Actually the name had been used in a text message intercepted by the National Security Agency just before another assassination, this one of a wealthy businessman visiting Lisbon. Ferguson had already seen the information in the text brief of his mission. There had been other "jobs" as well: T Rex had been implicated in the murder of a Thai government minister and a suspected fund-raiser for Hezbollah, to name just two. Parnelles ran down the list of known and suspected victims, impressive in both length and variety.
Tired of sitting, Ferguson began bouncing his right leg up and down. His foot was just touching the fringe of a hand-woven wool rug Parnelles had retrieved from Iran toward the end of the shah's reign—bad days, Parnelles had said once.
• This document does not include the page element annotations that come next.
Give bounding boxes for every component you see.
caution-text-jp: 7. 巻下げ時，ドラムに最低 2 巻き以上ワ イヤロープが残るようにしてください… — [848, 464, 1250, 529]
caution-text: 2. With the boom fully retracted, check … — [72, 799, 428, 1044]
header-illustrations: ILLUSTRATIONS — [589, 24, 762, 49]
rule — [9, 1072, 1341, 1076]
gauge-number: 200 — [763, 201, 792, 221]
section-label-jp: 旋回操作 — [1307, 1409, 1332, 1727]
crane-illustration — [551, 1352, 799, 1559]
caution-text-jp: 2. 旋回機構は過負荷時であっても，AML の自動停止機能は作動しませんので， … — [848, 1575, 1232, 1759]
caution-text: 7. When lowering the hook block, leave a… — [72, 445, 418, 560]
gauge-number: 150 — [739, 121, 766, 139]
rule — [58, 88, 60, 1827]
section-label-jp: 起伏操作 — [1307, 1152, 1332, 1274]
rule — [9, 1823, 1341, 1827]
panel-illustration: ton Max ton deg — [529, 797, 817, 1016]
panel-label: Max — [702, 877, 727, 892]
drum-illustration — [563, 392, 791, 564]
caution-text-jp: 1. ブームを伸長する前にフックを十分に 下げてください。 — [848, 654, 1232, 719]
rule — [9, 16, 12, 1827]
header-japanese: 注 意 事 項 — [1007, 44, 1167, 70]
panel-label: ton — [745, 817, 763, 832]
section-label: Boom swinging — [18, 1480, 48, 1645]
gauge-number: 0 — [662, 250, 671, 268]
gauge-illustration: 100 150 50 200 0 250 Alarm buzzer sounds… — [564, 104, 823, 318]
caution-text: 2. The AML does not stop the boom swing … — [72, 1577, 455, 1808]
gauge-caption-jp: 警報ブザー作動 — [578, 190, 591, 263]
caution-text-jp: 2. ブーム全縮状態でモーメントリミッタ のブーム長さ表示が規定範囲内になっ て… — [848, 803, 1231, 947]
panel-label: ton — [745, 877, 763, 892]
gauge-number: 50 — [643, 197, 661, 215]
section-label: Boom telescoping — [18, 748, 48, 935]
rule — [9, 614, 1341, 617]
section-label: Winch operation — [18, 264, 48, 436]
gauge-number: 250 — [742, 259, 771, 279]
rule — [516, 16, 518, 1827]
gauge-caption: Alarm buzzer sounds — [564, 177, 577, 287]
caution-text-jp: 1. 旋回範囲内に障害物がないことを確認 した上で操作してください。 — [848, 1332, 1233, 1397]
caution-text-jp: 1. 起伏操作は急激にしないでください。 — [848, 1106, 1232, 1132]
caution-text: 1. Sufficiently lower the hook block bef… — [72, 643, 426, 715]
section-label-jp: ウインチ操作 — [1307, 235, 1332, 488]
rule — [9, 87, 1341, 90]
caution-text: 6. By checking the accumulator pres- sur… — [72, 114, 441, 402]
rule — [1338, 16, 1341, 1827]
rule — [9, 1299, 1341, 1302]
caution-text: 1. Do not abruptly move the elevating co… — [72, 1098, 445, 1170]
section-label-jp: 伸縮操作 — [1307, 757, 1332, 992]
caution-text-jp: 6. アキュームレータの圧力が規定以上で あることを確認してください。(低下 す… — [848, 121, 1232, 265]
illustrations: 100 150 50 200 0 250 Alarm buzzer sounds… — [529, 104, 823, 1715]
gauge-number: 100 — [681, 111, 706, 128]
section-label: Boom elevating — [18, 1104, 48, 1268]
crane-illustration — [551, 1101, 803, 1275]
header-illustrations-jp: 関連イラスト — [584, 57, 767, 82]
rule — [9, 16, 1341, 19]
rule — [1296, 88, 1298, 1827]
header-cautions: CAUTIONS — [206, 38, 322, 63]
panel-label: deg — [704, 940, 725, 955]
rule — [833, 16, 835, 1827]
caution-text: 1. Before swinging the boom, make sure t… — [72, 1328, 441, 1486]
It was all he said, ever, on the subject to Ferguson.
"You seem distracted, Bobby." Parnelles glanced at Ferg's foot, tapping on the carpet.
"Foot fell asleep." Ferguson bounded up from the chair. "Can't sit too long."
He did a little jig in front of the chair. "So what's the real story, General? Who is T Rex?"
"We don't know."
"The Israelis hired him, and we can't figure it out?"
"The Israelis didn't hire him," said Parnelles. "Hezbollah has a lot of enemies. Including Hezbollah itself."
"So what do you want me to do?"
"Figure out who he is. Apprehend him. Bring him here for trial."
"That's what Slott told me this afternoon." Ferguson glanced at his watch. "Yesterday afternoon."
He got up from the chair and walked around the study. It was as familiar to him as his own condo—more so. He'd played hide-and-seek here as a kid.
Taking T Rex in Italy was sensitive. The Agency was still smarting over a well-publicized trial of several of its members, fortunately in absentia, for the rendition of a suspected terrorist a few years before. The Italian court had found that the man was not a terrorist and had been kidnapped by the CIA, albeit with help from the Italian secret services. The political situation argued for the use of the elite First Team—officially, the Office of Special Demands—a small group of highly trained operatives headed by Ferguson and occasionally assisted by a Special Forces army group.
But the job might have been done by other CIA agents, including a special paramilitary team trained in renditions.
"So when I bring back T Rex," said Ferguson, "what happens? You put him on trial?"
"If a situation develops where he can't be brought to trial," he said, picking his words very carefully, "that would be something we could all live with."